Zoe blanched. “What the hell do you have? Ebola?”
I laughed. “No.” I began to clarify, and then Dean’s office door opened so I paused.
He walked in…and I could hear my heart thumping in my ears…and I gripped the arm of my chair…and I inhaled his cologne. It’d been three weeks since I’d last smelled it and no department store sample could compare.
I knew I wouldn’t last another day working for him. Working with Dean had been a dream come true, but now it felt like living through a nightmare. His intensity would never dull. His dark eyes would never lighten. His sharp mouth would never cease to amaze me. It’d been a foolish fight from the very beginning.
“Lily,” he said.
I’d wanted so badly to fall in love with him. I’d wanted it so badly that I’d ignored the warning signs. I was the naive girl from Texas, swept up in a man who’d only ever thought of her as a stepping stone along the path to success.
“Lily,” Julian said, shaking my hand on my chair.
I blinked and glanced toward him.
“Dean’s trying to get your attention and you’re completely zoned out,” he said with a laugh. “Have we ruled Ebola out?”
I smiled halfheartedly and glanced at Dean, trying to guard my heart as best as I could. “Sorry about that.”
His dark gaze held mine as he leaned over his desk. His mouth was pulled into a thin line. He was a statue of a man, unyielding at his core. “I just need you to hang back after the meeting for a few minutes. Is that okay?”

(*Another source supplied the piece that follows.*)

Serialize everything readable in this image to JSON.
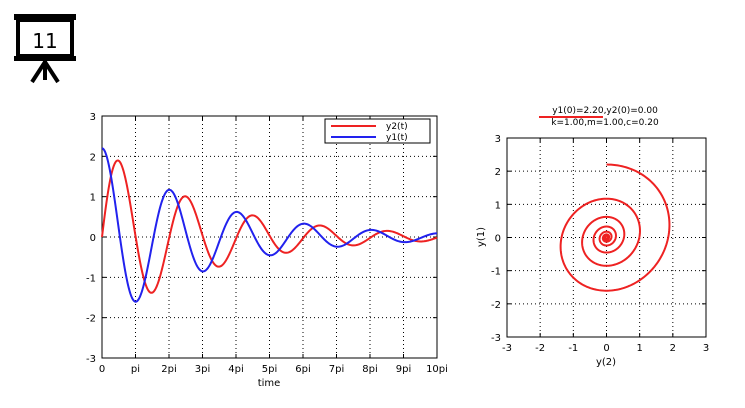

I nodded, not because I relished the idea of having alone time with him, but because it would give me the perfect chance to put in my two weeks notice.
Chapter Fifty
Dean
Lily closed the door behind Julian and Zoe, but she didn’t turn to face me right away. We’d been there before, alone in my office. It was a recipe for disaster, and we both knew it. She rotated around to face me slowly, keeping hold of the doorknob behind her back like a lifeline. She rolled her lips together and I opened my mouth to speak first, but she beat me to the punch.
“I’d like to put in my two weeks notice.”
I took a deep breath, processing her request.
She wants to leave?
I shook my head, just once.
“No.”
Her eyes blazed with a new fury. “No?”
I glanced down and started to scroll through the calendar on my phone. I tried to focus on a specific date, but I kept scrolling through the months, right into the next year. “We need to plan a time to meet. The kitchen will be finished next week and I’m bringing Antonio out—”
“You’re not listening to me,” she argued, releasing the doorknob and stepping closer.
My gaze shot up to her and her eyes focused in, narrowing until I knew I had her undivided attention.
“Yes I am. I’m just ignoring you.” I glanced back down at my phone. “I don’t accept your resignation.”
“What the hell—”
“Now, what day can you meet for the menu sampling? Monday?”
She paused on the other side of my desk and put her hand over my phone, blocking next year’s calendar from my view.
“Dean. Let me go.”
“No.”
“Fire me.”
I shook my head and clenched my jaw to keep from saying something too soon.